Whenever someone talks about Game of Thrones, they always mention the sex scenes. It’s sparked many debates about sexism on television and some people wonder why it’s even necessary. Well, I’d like to remind all of you that it is necessary.
First of all the sex is in the source material. If you’re going to do adapt a hugely popular series of fantasy novels, you better do it right. Otherwise, the fans will have you run out of town.
And frankly, the sex in the show is not erotic. Personally, I find it extremely sad and depressing, which enhances the atmosphere of the world they’ve created. For example, characters are often seen having sex doggystyle, which is a fun position but is definitely low in intimacy. The sex in Game of Thrones is not intimate because intimacy is not apart of that world. Sex in Game of Thrones is an expression of power. And power is really what the whole thing is about.
Plus, sex work is far and away the leading industry in Game of Thrones, which should convey to the viewer how dismal the times are in this fictional world.
More importantly than the atmospheric effects and the expression of power in the show, the best use of sex in Game of Thrones is during exposition. Exposition is providing information in a story. If the information isn’t delivered in a natural, interesting way it can feel heavy handed or just poorly written. Sex is used to keep an audience’s attention during these scenes of exposition not only in Game of Thrones but several other HBO shows.
Just look at Wired‘s sexposition infographic:
Sexposition is not a new thing. Long before that guy on Game of Thrones gave a long monologue while two girls went at it in the background, you had Al Swearengen delivering a crazy monologue on Deadwood while getting a blowjob the whole time.
Sex is not superfluous on television. As you can see, it’s now being used to make otherwise flat scenes of exposition more interesting. And you know what? It’s great. If sexposition catches on, dull moments on our favorite TV shows will disappear, meaning that TV will just be phenomenal.

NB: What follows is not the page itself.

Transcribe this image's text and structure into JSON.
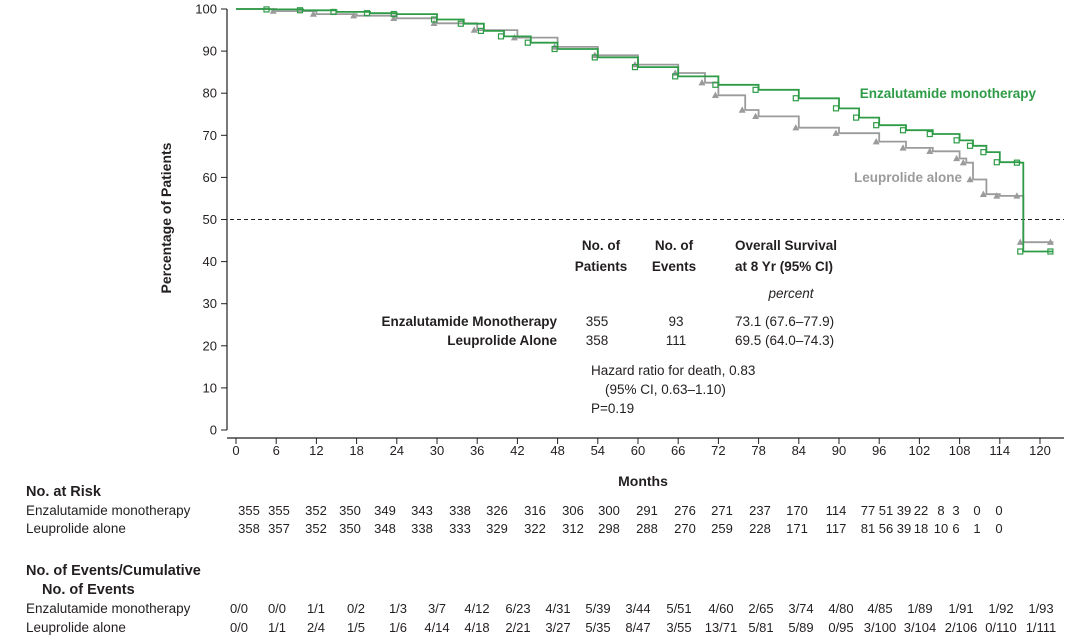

Some critics have wondered if viewers will start to recognize sexposition when they see it. The truth is no one but comedian John Mulaney noticed that in every single Law and Order investigation that the interview portion always features someone moving or completing because that movement was just enough to keep the scene interesting. Any form of sex is infinitely more interesting than watching a bartender wide down his bar one hundred times, so I’m going to guess that viewers will not get tired of sexposition. I mean, it’s sex. How can it not hold your attention?
We’re entering the platinum age of television and it’s nice to know that sex has a place in it. As they say, breasts are still the best special effects.